Mood: Deep in Thought. (Hm . . . )
So I was on Instagram yesterday, and I saw a picture. It was of a Joel Osteen quote.
“In order to please God, you may have to disappoint a couple of people.”
Well . . . that got me thinking. Of course there’s the whole point of “in the world but not of the world”. But then I remembered something from Job: “Indeed, I know that this is true. But how can a mortal be righteous before God?” (Job 9:2 NIV84). So, the huge question: if a human cannot stand righteous before God, and if we should know this, then what should motivate us to follow him and his Law?
Some refer to Christians as servants of God. But servants have an obligation to their master. That would mean that because God made us, we are obligated to do His will. Thus we would do His will because it is an expectation, and obligation. We are free of obligation because of Jesus Christ’s atoning sacrifice.

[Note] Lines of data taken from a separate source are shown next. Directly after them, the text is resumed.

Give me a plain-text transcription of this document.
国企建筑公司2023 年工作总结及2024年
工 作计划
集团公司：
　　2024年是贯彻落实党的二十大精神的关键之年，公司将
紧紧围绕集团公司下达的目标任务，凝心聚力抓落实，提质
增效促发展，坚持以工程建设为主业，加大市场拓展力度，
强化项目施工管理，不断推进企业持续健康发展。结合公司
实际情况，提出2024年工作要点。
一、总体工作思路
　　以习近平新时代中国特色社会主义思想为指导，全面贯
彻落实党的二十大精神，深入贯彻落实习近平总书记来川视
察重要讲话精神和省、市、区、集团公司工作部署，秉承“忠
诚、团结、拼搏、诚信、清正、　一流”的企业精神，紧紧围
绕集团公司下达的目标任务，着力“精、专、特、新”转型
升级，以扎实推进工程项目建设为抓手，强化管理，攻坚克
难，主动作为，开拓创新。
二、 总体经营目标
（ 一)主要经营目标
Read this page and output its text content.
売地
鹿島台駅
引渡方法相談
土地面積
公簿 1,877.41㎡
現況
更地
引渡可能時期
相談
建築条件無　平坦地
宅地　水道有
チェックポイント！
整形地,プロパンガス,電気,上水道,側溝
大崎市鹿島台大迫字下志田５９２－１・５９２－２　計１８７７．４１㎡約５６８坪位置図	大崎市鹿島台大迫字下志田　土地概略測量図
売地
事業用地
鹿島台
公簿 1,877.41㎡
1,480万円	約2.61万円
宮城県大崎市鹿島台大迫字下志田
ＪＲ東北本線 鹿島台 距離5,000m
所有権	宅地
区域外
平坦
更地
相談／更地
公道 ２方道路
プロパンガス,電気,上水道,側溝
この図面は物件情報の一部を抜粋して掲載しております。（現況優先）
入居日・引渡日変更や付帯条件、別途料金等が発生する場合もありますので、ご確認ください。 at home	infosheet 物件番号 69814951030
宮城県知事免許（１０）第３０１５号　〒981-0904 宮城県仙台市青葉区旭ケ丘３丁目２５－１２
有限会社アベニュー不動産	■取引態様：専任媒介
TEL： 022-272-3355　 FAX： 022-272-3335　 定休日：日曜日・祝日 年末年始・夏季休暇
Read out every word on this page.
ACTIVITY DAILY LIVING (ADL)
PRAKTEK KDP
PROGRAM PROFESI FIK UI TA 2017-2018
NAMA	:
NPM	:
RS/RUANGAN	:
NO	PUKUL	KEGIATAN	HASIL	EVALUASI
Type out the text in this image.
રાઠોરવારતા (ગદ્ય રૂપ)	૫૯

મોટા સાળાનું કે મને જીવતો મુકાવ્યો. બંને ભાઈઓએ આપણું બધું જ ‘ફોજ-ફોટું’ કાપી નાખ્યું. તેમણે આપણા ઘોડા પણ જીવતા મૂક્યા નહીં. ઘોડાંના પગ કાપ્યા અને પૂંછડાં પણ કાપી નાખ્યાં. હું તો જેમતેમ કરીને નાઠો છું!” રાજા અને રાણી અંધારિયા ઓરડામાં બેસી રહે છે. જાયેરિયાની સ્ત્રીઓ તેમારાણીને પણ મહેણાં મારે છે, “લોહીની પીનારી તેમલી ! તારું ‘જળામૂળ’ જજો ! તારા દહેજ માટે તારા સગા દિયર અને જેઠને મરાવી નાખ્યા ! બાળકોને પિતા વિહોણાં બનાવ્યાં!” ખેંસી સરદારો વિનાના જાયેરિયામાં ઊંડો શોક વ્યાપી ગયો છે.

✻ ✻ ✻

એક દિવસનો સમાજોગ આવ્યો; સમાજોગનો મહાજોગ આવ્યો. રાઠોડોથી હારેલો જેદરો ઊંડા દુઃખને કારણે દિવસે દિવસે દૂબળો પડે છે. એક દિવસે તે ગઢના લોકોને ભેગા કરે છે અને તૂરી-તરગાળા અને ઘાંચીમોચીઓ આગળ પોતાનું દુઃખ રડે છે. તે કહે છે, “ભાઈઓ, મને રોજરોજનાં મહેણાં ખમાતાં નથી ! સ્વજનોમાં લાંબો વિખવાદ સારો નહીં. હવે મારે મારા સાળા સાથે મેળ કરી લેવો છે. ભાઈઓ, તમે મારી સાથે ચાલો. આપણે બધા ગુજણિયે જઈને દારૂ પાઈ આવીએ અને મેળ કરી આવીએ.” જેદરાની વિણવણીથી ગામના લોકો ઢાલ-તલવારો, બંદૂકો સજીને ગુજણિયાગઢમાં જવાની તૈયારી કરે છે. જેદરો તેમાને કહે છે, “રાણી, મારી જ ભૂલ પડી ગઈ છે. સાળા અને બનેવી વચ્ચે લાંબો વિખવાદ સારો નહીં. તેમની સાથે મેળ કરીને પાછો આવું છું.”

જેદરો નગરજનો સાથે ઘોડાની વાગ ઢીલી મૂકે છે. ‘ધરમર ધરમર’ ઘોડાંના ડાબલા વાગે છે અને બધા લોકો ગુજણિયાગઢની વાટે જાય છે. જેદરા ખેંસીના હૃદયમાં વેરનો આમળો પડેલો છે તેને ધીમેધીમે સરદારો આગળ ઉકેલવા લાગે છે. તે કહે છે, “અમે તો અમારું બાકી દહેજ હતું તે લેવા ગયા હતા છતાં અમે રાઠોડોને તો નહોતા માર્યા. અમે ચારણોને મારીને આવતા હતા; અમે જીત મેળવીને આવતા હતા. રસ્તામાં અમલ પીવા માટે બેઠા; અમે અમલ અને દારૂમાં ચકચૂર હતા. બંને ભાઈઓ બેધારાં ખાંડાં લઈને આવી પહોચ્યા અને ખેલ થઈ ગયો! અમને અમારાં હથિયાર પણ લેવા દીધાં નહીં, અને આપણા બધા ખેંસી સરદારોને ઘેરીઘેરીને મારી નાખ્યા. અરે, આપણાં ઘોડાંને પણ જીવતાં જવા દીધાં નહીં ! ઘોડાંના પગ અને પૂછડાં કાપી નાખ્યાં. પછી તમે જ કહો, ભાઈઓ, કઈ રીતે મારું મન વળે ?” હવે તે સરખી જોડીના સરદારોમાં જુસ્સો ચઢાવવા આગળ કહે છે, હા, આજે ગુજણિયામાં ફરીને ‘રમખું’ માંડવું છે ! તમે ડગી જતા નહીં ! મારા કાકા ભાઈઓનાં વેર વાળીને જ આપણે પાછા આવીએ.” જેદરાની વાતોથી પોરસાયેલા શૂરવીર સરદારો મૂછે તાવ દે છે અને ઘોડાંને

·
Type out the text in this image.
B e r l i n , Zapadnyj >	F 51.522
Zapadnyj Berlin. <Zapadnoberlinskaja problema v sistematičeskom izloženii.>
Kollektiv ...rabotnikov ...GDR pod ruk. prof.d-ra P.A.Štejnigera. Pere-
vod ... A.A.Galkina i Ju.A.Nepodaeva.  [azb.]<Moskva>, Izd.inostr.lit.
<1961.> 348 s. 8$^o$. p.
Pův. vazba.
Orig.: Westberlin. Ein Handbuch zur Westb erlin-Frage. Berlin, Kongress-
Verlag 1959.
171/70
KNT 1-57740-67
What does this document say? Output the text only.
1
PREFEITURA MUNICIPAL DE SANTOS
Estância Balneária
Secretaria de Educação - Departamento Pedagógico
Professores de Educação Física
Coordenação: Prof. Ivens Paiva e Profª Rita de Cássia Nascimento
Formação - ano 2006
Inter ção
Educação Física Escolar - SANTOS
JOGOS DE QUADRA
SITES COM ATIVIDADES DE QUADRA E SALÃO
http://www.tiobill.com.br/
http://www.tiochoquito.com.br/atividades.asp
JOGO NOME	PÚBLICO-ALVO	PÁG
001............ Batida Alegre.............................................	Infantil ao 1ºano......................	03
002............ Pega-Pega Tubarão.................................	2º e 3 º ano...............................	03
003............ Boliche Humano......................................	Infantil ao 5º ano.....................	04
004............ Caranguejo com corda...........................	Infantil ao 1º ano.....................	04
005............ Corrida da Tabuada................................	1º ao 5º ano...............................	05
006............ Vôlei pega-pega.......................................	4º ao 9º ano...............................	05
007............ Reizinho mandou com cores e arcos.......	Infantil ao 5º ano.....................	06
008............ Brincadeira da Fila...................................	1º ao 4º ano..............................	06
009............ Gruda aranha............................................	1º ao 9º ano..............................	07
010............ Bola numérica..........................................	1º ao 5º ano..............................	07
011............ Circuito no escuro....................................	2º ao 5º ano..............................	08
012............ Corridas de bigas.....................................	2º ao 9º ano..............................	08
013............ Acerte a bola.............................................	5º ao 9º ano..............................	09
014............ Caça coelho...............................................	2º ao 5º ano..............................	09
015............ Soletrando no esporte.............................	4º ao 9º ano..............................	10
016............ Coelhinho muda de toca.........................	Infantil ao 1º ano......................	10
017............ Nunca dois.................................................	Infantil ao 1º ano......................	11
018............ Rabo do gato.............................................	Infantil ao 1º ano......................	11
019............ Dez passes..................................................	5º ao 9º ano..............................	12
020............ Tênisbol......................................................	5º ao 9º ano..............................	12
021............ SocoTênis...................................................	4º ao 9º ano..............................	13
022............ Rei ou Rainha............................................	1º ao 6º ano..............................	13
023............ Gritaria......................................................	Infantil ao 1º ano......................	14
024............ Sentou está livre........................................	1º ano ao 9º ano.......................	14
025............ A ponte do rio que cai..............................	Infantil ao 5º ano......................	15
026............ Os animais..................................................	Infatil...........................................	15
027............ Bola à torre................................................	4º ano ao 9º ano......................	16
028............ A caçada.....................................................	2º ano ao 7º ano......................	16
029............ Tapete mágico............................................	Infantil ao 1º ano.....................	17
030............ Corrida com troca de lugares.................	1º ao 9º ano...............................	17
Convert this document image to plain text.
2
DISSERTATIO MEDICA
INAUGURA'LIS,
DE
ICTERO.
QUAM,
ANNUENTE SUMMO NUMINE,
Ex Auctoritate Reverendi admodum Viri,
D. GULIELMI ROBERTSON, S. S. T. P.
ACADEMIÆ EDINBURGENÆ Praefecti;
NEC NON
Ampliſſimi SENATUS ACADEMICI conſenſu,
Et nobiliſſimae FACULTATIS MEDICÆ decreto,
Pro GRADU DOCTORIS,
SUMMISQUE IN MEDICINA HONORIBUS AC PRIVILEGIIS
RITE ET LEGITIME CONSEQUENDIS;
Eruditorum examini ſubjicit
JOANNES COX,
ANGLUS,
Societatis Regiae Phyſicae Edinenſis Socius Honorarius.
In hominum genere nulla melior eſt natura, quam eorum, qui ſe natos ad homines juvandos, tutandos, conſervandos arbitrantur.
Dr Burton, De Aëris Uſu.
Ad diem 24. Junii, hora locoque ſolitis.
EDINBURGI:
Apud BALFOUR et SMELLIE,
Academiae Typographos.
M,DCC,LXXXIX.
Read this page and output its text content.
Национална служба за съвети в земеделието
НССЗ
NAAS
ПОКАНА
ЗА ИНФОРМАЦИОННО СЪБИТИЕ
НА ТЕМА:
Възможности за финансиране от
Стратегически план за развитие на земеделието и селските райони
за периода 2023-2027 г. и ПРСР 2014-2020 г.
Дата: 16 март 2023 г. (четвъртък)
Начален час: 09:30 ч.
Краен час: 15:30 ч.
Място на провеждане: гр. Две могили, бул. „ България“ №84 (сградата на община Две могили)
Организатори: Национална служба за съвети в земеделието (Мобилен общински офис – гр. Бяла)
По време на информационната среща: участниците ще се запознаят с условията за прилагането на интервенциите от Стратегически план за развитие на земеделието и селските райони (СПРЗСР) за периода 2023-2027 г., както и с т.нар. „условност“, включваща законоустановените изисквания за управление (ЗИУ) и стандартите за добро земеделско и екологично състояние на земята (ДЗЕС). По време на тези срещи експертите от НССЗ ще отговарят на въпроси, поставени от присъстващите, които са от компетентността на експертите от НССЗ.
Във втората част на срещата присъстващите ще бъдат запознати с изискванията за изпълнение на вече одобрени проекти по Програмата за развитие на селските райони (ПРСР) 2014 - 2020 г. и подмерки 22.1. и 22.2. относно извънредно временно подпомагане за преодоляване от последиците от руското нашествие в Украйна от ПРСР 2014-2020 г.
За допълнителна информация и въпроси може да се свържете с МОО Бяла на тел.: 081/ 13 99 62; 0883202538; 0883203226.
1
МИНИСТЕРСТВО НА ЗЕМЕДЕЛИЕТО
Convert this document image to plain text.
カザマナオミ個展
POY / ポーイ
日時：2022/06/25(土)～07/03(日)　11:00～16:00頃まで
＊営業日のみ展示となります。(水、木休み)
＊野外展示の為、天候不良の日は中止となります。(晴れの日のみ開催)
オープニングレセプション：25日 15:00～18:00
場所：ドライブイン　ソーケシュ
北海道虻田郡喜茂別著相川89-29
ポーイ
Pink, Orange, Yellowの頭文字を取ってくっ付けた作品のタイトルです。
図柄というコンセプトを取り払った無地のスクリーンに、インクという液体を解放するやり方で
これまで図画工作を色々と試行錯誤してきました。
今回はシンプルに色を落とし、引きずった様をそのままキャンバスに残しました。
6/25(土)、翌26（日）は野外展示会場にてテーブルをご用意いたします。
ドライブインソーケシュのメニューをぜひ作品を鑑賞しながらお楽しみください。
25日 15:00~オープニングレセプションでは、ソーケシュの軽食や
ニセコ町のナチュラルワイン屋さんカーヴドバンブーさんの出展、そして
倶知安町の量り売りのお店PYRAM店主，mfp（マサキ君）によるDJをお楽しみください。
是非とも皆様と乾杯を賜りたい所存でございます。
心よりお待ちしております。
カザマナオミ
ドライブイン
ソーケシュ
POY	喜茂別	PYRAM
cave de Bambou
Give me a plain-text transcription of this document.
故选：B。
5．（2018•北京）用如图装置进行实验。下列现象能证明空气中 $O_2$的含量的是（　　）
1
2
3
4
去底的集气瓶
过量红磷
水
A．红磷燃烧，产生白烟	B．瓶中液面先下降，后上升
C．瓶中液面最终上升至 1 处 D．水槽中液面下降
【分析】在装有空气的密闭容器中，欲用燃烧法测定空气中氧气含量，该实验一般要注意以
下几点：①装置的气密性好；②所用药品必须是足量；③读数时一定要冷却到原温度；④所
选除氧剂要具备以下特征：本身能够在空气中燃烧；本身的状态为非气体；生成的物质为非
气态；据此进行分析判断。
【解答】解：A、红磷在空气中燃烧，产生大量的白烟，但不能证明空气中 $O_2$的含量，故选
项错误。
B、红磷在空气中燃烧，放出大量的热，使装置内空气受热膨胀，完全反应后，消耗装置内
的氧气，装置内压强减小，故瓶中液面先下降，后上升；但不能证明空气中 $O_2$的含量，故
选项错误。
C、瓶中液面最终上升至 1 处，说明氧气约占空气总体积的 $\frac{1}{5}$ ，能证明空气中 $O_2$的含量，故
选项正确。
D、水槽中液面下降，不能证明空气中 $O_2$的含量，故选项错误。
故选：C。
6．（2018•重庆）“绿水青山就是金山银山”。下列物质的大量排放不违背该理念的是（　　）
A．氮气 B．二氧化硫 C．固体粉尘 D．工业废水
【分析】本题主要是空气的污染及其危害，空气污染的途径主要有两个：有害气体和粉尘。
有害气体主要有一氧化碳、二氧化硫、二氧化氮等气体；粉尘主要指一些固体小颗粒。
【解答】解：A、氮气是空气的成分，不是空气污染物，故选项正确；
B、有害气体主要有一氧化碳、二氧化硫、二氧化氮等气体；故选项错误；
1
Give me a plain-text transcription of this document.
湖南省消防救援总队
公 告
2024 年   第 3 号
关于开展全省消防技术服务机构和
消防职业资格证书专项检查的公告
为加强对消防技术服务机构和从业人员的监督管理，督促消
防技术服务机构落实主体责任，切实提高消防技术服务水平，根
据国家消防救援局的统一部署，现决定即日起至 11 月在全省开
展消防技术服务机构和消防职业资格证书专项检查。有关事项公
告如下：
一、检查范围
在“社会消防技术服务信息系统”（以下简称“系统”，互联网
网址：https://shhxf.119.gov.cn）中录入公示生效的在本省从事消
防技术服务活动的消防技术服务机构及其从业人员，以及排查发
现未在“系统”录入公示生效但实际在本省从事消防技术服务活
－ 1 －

So it can’t be obligation that motivates us to do His will. Whatever we are to God, it isn’t a servant.
Maybe it’s about choice? Following God is a choice. Doing His will is a choice. But with choice, humans become fickle. If it were entirely in our hands, if we made ourselves our own authority, we could do whatever we wanted! Wouldn’t that be fun until we decide we don’t want to keep God’s will anymore? Then we sin, and sin with no atonement makes for consequences, deadly consequences. Imagine when you were younger, and wanted to have that fourth bowl of ice cream. Then you had that fourth bowl of ice cream, even though Mom or Dad said you shouldn’t. And what happened when you didn’t follow the suggestion? You got sick, and at that point Mom or Dad came running to soothe you as you hunched over the toilet bowl. Either you let them help you, or your shame was too great and you turned away from them, sent them away. The younger you represents . . . well, you. The ice cream represents sinful desire. Mom or Dad represents God. Think about the symbols: this happens every day. People turn away sadly.
So it isn’t about choice. Then what is that things that drives us to obey God?
What if . . . we do it as a response to God’s love? After all, we love because He first loved us (1 John 4:19). Love is a beautiful thing. And we can see that someone cares by what they do. It can be material, like cards or candy; it can be immaterial, like assistance or encouragement. Love is around us, literally, in God’s creation. And, after all, we were saved because we were loved.
People do not do things for their partner out of obligation. They do it out of love.
If you love God, then you hate sin. You try to shed yourself of it, and that means giving up a few things, whether it be popularity or possessions. Love involves self-sacrifice, which is what we do to obey the will of God. Love isn’t always obvious, which is how we also are with God. But most of all, love is a powerful connector. It’s doing anything for someone.
So, it is love that drives us to the will of God.
Obligation can destroy love. When “responding” turns into “responsibility”, when “expecting” turns into “expectation”, when verb turns into a noun, going from something we do to something that is, then all we’re left with is a bunch of dead rules. No passion. Following the letter of the Law and not the Spirit just isn’t love.
Sure the act is great for a while, but then you start to feel empty. The only thing that can fill it is passion, and because we love God, we keep His commandments. If you concentrate on the letter of the Law, then that’s it. But if you concentrate on the Spirit behind the Law, then you can understand what is good to do and why it is good.
In a Nutshell:
- What fuels our desire to do God’s will?
- It’s not obligation: because of Jesus we aren’t obligated.
- It’s not choice: if it were choice everyone would dangerously stray.
- It’s love: we go out of our way for special people in our lives because we love them.
- Obligation destroys love.
- Follow the Spirit of the Law, and the letter will come more easily.
Spiritually thirsting for more? Read Song of Songs.
Spiritually thirsting for a slightly-less-awkward passage? Read 1 Corinthians 13, which discusses Christian love.